Her life mission is anchored in Matthew 22:37–39—the call to love God fully and love others well. Not as a task list. Not as a performance. But as a way of being. “It’s easy to look impressive to people who don’t know you well,” she says. “But the ones who see you every day—that’s where character is revealed.”
Loss has deepened that conviction. In recent years, Dornita has grieved the passing of two of the most influential figures in her life, alongside other cherished loved ones. Coming from a large, close-knit family, she learned that love at scale also means loss at scale. What once felt like a blessing began to feel unbearable.
And yet, grief gave her clarity.
She returned to her grandmother’s words—not mine to keep—and found healing there. Loss, she learned, is not a withdrawal of love but proof of it. It is an invitation to cherish fiercely, to love generously, to remain present while time allows.
That presence shows up in the quiet ways Dornita serves. For over a decade, she has led teens at her church in Tampa, guiding them not with platitudes but with consistency. She delivers fresh produce to elderly neighbors through Meals on Wheels. She volunteers as a financial coach with United Way, helping individuals rebuild stability and hope. None of it is flashy. All of it matters.
Outside of responsibility, Dornita delights in the full spectrum of life—intense workouts and long naps, global adventures and cozy weeks at home. She finds peace near water, joy in sunsets, comfort in shared meals, and wonder in new places. She is both grounded and curious, rooted and roaming.
Once, she thought she was headed to missionary school. Instead, she landed in business school. It took time to understand that she was never meant to fit neatly into one box. Her life would be her ministry—lived out in offices and neighborhoods, airports and living rooms.

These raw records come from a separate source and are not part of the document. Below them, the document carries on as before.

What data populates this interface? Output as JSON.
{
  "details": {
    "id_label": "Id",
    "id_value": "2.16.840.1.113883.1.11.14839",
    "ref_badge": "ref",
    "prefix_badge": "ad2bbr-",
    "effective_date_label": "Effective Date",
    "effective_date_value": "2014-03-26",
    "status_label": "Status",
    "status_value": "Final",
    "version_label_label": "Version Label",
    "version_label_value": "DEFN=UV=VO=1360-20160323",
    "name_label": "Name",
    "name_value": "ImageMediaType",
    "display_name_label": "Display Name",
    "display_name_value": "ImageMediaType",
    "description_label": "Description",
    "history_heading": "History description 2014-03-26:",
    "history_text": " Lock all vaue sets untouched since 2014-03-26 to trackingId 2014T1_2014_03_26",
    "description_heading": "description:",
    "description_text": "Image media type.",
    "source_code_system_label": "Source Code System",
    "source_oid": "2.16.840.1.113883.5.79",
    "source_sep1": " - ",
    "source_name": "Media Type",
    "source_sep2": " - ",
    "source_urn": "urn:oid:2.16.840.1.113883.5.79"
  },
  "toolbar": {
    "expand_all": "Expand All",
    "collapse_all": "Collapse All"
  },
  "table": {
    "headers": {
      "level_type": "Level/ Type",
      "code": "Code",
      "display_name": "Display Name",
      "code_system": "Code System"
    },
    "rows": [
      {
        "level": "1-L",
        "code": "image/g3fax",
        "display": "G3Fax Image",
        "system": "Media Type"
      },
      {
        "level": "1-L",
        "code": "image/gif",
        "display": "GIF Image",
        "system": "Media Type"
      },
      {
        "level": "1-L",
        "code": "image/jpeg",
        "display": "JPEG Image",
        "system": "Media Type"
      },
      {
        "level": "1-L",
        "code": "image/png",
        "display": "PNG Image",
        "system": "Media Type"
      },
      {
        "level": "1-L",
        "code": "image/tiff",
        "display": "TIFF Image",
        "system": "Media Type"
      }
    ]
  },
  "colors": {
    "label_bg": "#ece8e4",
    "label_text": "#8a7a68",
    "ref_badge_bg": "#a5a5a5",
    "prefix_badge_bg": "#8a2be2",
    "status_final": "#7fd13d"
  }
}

When Dornita thinks about the future, she doesn’t imagine a bigger title or louder recognition. She imagines faithfulness. One relationship at a time. One day lived with intention. One small light left on in a dark room.
“The world can be cold,” she says. “But one act of kindness can change a life forever.”
Dornita Rogers is living proof that it doesn’t take a spotlight to illuminate the world—only a steady heart, open hands, and a life well loved.